Bringing in the hay is a summer ritual. A ritual I have participated in, with family, every year, since I was a small child. Over time the hay fields have changed, the hay crew has changed, and my role has changed. But this ritual of high summer is the same. Fields of beautiful grass- mowed, raked into windrows, re-raked to cure, then baled with the clackity clack of balers, it is timeless. With a parade of machinery, long ribbons of bales are left twining over the fields, and hay is made.
This is the task of the local farmers we purchase hay from. There is much checking of weather reports to find that window that is long enough to safely turn grass into hay. They spend long hours on the back of a tractor, going round and round the field, attaching the next implement to the tractor and circling the field yet again. It is not an easy task in NW Oregon to make good quality hay. The challenges are many. Many thanks to our hay farmers, Phil & Tom, for the long hot hours the put in to bring us good quality hay for our livestock. We truly appreciate you!

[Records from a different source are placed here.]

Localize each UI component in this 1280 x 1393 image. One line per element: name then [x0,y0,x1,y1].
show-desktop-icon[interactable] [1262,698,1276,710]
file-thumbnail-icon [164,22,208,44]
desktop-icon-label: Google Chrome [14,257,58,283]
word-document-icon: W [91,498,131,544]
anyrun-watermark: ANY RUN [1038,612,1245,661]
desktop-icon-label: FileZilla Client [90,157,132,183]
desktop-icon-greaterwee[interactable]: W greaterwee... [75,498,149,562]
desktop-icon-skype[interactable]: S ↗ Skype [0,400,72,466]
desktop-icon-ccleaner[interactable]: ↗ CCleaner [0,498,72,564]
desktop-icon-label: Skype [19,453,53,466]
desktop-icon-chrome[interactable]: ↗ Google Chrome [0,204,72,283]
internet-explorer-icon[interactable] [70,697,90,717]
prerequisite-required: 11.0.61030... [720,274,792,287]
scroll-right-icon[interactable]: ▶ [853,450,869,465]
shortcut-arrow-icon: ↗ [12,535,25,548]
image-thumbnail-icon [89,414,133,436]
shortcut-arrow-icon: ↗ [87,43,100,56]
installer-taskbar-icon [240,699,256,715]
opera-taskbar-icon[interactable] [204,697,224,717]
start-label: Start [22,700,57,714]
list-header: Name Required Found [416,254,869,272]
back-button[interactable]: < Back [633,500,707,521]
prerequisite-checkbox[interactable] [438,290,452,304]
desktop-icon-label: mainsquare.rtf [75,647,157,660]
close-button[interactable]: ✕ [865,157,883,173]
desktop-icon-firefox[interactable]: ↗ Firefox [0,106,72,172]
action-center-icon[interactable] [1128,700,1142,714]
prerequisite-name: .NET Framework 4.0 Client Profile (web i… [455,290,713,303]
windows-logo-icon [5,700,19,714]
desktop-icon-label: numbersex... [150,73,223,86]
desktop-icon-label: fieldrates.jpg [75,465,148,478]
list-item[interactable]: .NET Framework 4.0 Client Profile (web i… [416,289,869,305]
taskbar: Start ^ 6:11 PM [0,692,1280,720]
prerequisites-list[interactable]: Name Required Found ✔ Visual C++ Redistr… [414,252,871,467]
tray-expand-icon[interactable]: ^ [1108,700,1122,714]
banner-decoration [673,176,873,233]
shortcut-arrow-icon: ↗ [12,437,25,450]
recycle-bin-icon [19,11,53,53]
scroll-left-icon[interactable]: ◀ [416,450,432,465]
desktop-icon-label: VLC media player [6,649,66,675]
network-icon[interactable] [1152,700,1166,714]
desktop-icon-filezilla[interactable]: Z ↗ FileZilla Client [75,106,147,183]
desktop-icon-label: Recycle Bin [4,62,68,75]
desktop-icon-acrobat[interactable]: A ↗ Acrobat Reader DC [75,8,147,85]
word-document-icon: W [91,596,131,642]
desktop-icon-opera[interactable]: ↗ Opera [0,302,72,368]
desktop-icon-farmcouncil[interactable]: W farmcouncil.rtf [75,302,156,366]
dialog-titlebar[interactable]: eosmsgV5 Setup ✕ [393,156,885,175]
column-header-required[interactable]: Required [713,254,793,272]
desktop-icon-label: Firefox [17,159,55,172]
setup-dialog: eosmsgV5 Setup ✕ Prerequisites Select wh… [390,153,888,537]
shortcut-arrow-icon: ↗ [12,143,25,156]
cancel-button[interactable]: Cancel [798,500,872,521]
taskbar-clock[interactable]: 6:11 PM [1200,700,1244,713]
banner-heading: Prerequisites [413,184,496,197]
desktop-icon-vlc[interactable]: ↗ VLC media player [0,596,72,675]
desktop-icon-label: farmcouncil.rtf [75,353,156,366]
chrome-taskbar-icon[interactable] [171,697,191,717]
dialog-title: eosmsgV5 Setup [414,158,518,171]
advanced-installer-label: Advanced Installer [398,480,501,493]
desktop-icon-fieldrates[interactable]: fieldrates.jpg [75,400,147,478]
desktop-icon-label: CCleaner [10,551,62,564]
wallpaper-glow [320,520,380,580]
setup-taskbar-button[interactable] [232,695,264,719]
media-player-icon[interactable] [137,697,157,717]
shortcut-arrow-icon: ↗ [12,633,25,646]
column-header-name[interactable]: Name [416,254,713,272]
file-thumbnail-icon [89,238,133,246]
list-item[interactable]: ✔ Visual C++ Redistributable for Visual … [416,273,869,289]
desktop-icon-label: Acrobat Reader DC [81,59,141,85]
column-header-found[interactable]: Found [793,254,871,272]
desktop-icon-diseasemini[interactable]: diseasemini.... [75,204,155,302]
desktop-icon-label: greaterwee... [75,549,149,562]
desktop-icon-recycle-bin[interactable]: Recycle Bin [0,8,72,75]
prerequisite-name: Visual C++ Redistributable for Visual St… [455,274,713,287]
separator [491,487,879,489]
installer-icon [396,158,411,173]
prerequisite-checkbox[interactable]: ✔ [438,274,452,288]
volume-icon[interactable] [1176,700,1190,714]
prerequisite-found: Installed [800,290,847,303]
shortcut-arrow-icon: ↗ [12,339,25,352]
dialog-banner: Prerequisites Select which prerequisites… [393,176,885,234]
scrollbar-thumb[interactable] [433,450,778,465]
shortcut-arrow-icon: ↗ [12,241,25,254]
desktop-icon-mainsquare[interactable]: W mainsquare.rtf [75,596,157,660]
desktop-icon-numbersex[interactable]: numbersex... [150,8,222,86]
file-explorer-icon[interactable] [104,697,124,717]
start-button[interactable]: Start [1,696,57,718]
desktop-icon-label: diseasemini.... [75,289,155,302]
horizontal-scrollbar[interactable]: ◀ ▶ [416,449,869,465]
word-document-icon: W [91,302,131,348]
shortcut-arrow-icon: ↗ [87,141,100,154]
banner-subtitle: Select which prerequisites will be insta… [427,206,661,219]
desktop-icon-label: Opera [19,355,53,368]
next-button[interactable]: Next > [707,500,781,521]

At our farm the loft has been cleaned and organized in preparation. The old hay conveyor has been placed at the loft door. All is ready. The phone call comes. “Hay is ready”, and we leap into action. Equipment is gathered; hay hooks, ratchet straps, coolers of water, gloves, hats, a sweat towel, are all essential to the task. The flatbed trailer is hitched to the truck & the crew of available family is assembled. We are off to the fields where hay bales, warmed by the early morning sun, await us. This is a choreographed event with each member playing an important role. The truck and trailer are driven slowly between rows of bales. From both sides a bale is picked-up, bucked onto the trailer or into the truck bed and then stacked in a pattern to make a tight load. The load steadily grows as the truck creeps along. When the bales are stacked high, ratchet straps are placed criss-cross over the load to hold it steady as we travel home. The truck & trailer are backed-up to the barn to be off-loaded. The load is disassembled one-by-one, each bale placed on the conveyor, and with much clackity clack, lifted skyward into the mouth of the loft. The bales are once again stacked in a tight pattern, this for the final time, on pallets on the loft floor. With stacks 5 high, 10 bales to a pallet, the loft is filled with sweet smelling hay assuring that our animals will eat well over the winter. There is such great satisfaction to be found in a barn full of hay!
Bringing in the hay is a summer ritual on the farm. A ceremony, carried out in earnest each year to mark the longest days of the year and in preparation for the shortest ones.